On 28 April, Marshal Louis Gabriel Suchet advanced from Lérida with the divisions of Jean Isidore Harispe and Bernard-Georges-François Frère. The French reached Reus on 2 May and pushed back the Spanish outpost line around Tarragona the next day. With his 4,500 men and the garrison troops, Courten could muster only 7,000 men for the city's defense. In the face of Suchet's superior force he intelligently immured himself within the city. At this time, his division consisted of three battalions of the Granada Line Infantry Regiment, and two battalions each of the Almanza, Almeria, and America Line Infantry Regiments.

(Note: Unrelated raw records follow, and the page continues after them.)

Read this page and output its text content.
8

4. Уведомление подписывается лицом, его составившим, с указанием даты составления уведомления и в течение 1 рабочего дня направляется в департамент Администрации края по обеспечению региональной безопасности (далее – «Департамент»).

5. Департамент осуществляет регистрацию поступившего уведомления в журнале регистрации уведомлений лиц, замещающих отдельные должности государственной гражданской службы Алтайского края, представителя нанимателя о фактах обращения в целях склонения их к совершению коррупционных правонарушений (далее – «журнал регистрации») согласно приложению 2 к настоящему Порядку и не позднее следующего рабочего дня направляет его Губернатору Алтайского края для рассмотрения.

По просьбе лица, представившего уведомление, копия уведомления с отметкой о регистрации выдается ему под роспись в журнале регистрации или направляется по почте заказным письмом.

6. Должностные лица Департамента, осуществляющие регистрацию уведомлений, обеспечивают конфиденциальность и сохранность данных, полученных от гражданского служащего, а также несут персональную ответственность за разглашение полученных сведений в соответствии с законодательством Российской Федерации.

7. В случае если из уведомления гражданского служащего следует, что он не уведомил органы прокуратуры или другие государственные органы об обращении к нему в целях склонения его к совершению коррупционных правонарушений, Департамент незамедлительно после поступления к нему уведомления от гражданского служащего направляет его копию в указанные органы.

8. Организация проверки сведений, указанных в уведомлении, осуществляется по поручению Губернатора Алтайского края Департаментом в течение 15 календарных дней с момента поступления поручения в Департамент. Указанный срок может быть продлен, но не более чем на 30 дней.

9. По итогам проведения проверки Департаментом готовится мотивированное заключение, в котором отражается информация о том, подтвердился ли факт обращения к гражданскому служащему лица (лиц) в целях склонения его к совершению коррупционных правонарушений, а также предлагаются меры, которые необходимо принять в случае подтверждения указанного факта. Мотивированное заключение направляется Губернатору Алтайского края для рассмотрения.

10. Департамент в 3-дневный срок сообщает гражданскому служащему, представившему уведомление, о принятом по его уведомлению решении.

Tarragona was a very strong position, but its walls were too long for soldiers immediately available to defend it. The walls enclosed both the upper and lower towns. The upper town stood on a steep hill while the lower town had access to a good harbor. The lower town was protected by six bastions and the upper town had an outer line of forts in front of the walls. On a dominating height 800 yd to the north was the powerful Fort Olivo, defended by 1,000 troops. The division of Pierre-Joseph Habert soon arrived with the French heavy artillery and the Siege of Tarragona began. Harispe's division faced Fort Olivo and the east side of the city, Habert took position on the west side facing the lower town, while Frère covered the center. An Anglo-Spanish naval squadron under Edward Codrington consisting of two third-rates, two frigates, and gunboats stood offshore to provide logistic and gunfire support. On 10 May Campoverde arrived by ship with 4,000 troops to take over the defense.

On 28 June, French troops led by Habert stormed into the upper city and beat down all opposition. Contreras was wounded and captured. As the disaster unfolded, Courten with 3,000 troops tried to implement the breakout plan and emerged from the eastern gate of the city. As his soldiers made their way along the shore, they were blocked by an Italian brigade and set upon by French cavalry. A number of soldiers jumped into the water and were rescued by ship's boats from the naval squadron. Others were cut down by the horsemen but most surrendered with Courten. Of his original division, only 1,793 men survived the siege to be captured by the French. Suchet recorded the prisoners as follows, 613 from Almanza, 464 from Almeria, 365 from Granada, and 351 from America.

In 1818, King Ferdinand VII of Spain awarded Courten the Caballeros Grandes Cruces (Knight's Grand Cross) of the Royal and Military Order of Saint Hermenegild.